Saint Paul claims, “I am content with weaknesses, insults, hardships, persecutions, and constraints, for the sake of Christ; for when I am weak, then I am strong” (2 Cor 12:10). There is paradox at the core of suffering. It often is difficult to understand and endure. Paul struggled. He asked God to remove his suffering. He received the answer, “My grace is sufficient for you, for power is made perfect in weakness” (2 Cor 12:9). Sometimes pain teaches us that we are not in control.
At the same time, knowing our limits, becoming humble, makes us strong. Humility is not the same as humiliation. Someone who is humiliated is broken down, torn apart—disgraced. Humiliation means we have lost our dignity, our strength of self.
Genuine humility on the other hand is a deepened insight into our self, into our real limits and genuine strengths. It takes humility to admit when we did not act, when we stood by or refused to take up our part when we could have helped. A humble person admits his/her limits, knowing they are gifted with God’s grace and life.
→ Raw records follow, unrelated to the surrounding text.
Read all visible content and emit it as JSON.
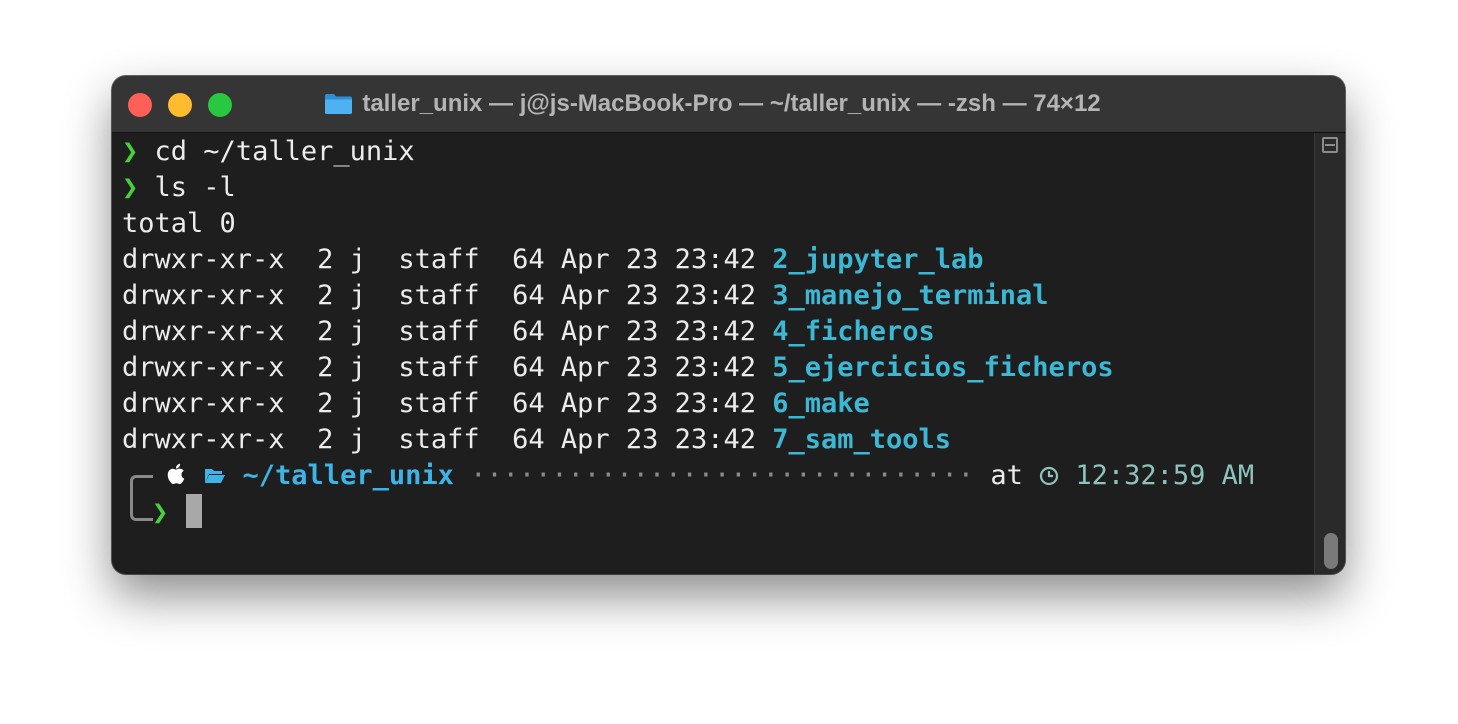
{
  "window": {
    "title": "taller_unix — j@js-MacBook-Pro — ~/taller_unix — -zsh — 74×12",
    "folder_icon": "folder-icon"
  },
  "colors": {
    "background": "#1e1e1e",
    "titlebar": "#353535",
    "prompt_arrow": "#48d03b",
    "directory": "#3cb8d4",
    "time": "#8cc3bd"
  },
  "terminal": {
    "prompt_symbol": "❯",
    "commands": [
      "cd ~/taller_unix",
      "ls -l"
    ],
    "total": "total 0",
    "listing": [
      {
        "meta": "drwxr-xr-x  2 j  staff  64 Apr 23 23:42 ",
        "name": "2_jupyter_lab"
      },
      {
        "meta": "drwxr-xr-x  2 j  staff  64 Apr 23 23:42 ",
        "name": "3_manejo_terminal"
      },
      {
        "meta": "drwxr-xr-x  2 j  staff  64 Apr 23 23:42 ",
        "name": "4_ficheros"
      },
      {
        "meta": "drwxr-xr-x  2 j  staff  64 Apr 23 23:42 ",
        "name": "5_ejercicios_ficheros"
      },
      {
        "meta": "drwxr-xr-x  2 j  staff  64 Apr 23 23:42 ",
        "name": "6_make"
      },
      {
        "meta": "drwxr-xr-x  2 j  staff  64 Apr 23 23:42 ",
        "name": "7_sam_tools"
      }
    ],
    "status_line": {
      "apple_icon": "apple-icon",
      "folder_icon": "open-folder-icon",
      "path": "~/taller_unix",
      "dots": "·······························",
      "at": "at",
      "clock_icon": "clock-icon",
      "time": "12:32:59 AM"
    }
  }
}
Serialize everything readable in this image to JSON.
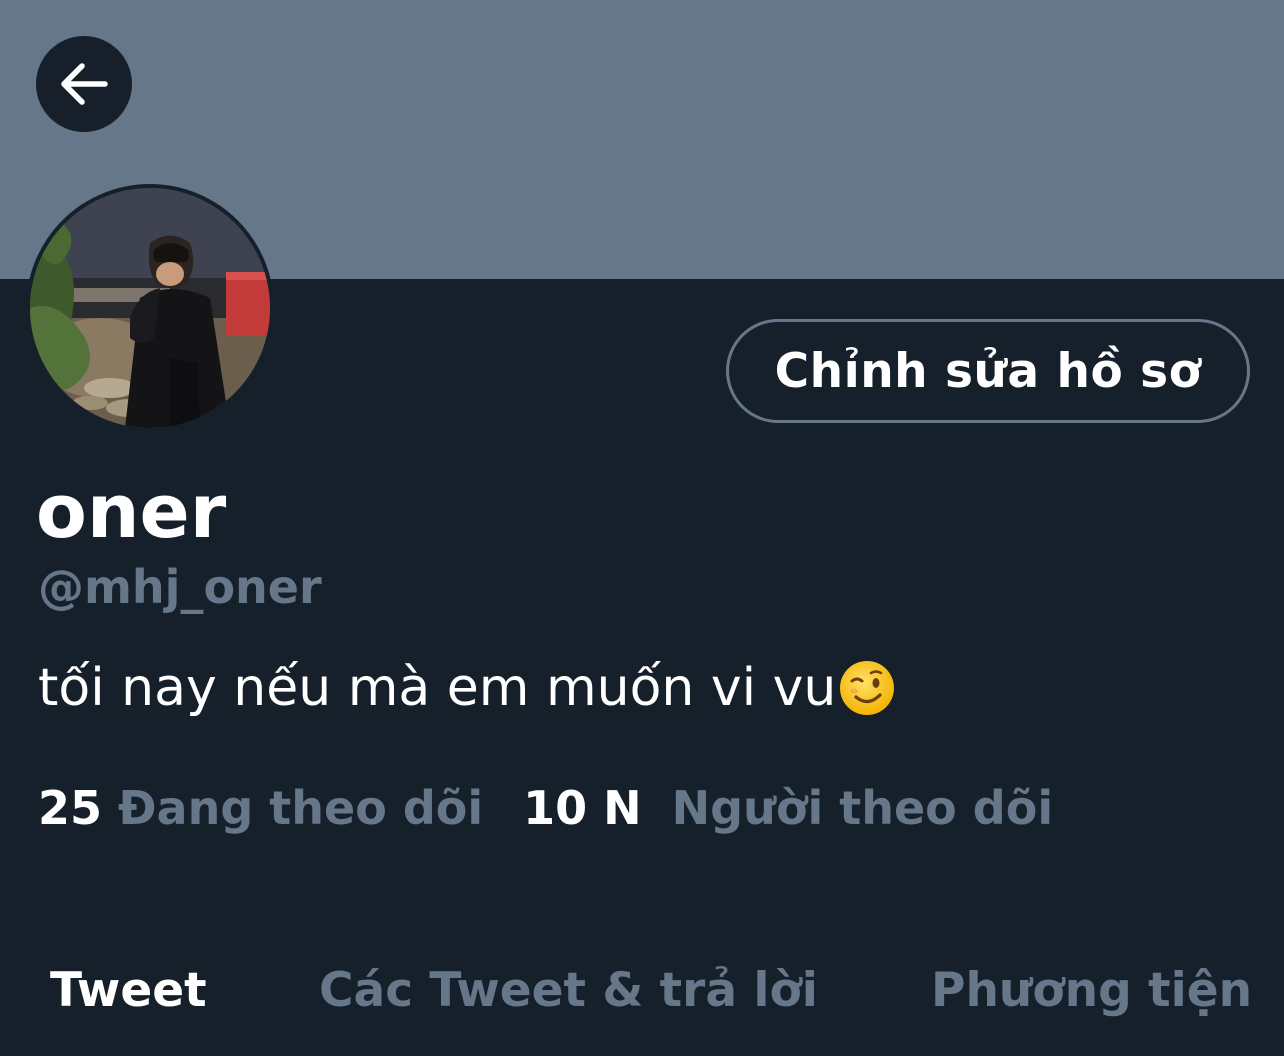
{
  "profile": {
    "display_name": "oner",
    "handle": "@mhj_oner",
    "bio": "tối nay nếu mà em muốn vi vu",
    "bio_emoji": "winking-face-icon"
  },
  "header": {
    "back_icon": "arrow-left-icon",
    "banner_color": "#66778a"
  },
  "actions": {
    "edit_profile_label": "Chỉnh sửa hồ sơ"
  },
  "stats": {
    "following_count": "25",
    "following_label": "Đang theo dõi",
    "followers_count": "10 N",
    "followers_label": "Người theo dõi"
  },
  "tabs": [
    {
      "label": "Tweet",
      "active": true
    },
    {
      "label": "Các Tweet & trả lời",
      "active": false
    },
    {
      "label": "Phương tiện",
      "active": false
    }
  ],
  "colors": {
    "background": "#15202b",
    "muted_text": "#66778a",
    "primary_text": "#ffffff"
  }
}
In humility we are moved toward another deep theological root Saint Paul wrote about: “Love…is not jealous, [love] is not pompous, it is not inflated, it is not rude, it does not seek its own interests, it is not quick-tempered, it does not brood over injury, it…rejoices with the truth” (1 Cor 13:4b–6).
The subtle challenge of discipline—of legitimate pain—asks: can I live with a balanced set of choices; can I say yes to some choices while recognizing I am not able to do everything?